Another case: On Friday came news of Leonard Nimoy's death after a long and prosperous life. Quickly, his most inspiring quotes, discussion of his influence on American culture -- not to mention tributes of the Vulcan salute -- began trending all over the Internet as we moved on from the dress and the llamas to bond over our shared awe and admiration of a great man.
All this doesn't mean we're uninterested in more intellectual topics -- it simply points to a positivity bias in the stories we pay attention to most online. In addition to the internal positive boost we feel, positive stories typically help us feel connected to others. What's more amusing than looking at a dress is debating the dress with your friends and family. And as we reflect on Nimoy's life, we can't help but reflect on a part of our own, growing up with the shared experience across American culture of watching "Star Trek."

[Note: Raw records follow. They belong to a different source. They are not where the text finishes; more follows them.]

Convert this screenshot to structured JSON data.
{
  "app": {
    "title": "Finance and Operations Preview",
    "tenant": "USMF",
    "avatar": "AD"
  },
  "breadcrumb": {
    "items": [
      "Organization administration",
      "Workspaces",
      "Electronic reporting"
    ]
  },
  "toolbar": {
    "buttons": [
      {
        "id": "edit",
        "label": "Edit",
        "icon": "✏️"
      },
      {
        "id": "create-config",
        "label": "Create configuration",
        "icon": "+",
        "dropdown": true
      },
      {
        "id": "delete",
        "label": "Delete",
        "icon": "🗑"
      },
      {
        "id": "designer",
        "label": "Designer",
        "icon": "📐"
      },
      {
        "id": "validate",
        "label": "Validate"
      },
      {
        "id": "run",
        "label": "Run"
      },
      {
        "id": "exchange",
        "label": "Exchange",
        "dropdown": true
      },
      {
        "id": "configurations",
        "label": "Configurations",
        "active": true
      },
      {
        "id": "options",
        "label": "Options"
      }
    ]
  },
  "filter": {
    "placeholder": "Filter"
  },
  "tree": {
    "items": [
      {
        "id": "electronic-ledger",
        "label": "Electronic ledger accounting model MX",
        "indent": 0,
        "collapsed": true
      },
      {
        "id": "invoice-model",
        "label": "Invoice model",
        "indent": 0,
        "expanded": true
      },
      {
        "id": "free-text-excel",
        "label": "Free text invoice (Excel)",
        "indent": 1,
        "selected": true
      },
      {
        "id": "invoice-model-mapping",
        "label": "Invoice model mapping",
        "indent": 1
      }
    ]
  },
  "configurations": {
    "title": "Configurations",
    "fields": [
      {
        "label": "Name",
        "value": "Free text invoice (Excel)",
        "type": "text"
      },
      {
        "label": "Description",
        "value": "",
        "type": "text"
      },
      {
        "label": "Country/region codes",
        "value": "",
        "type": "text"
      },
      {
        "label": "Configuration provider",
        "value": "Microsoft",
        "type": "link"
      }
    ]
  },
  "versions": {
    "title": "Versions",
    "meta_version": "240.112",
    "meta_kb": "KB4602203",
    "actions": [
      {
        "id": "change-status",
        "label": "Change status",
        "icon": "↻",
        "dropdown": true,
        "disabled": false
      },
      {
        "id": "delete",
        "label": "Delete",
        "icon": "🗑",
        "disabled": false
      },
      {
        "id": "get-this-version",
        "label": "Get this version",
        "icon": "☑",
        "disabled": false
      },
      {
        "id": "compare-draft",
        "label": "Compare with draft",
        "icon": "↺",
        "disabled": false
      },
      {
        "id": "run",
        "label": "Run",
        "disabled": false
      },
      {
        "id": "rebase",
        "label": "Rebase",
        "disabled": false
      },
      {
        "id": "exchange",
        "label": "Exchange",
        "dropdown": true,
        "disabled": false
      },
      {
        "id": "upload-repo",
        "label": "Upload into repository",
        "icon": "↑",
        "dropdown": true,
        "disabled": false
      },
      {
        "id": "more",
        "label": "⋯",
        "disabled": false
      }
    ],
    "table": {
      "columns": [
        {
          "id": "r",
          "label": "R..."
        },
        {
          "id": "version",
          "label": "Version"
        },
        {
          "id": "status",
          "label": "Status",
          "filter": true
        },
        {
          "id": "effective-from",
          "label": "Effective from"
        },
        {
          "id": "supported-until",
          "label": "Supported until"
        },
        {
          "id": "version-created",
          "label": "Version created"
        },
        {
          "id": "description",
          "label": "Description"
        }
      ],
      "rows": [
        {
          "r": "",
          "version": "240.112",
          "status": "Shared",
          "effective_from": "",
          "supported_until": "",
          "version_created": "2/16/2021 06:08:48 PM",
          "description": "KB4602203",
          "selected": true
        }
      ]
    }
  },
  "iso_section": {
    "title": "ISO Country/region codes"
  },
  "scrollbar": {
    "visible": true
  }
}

As for the dress, by the way, neuroscientists who study color have an explanation
for why it appears to be blue and black to some of us, but white and gold to the rest of us. In fancy terms, it has to do with the way in which light enters your eye, the "chromatic axis" variation, thanks to daylight and the fact that different colors have different wave lengths.
There are a lot of technical terms to describe the phenomenon of the dress, but I explained it to my 9-year-old this way: When we look at the same object, our eyes and brains can make us see different things. It happens with kale -- my husband and I see a delicious plate of greens; our kids see something you should feed to those llamas that ran amok this week in Sun City, Arizona. Voilà, the dress mystery has been solved.
Unfortunately, that means we can all go back to work now.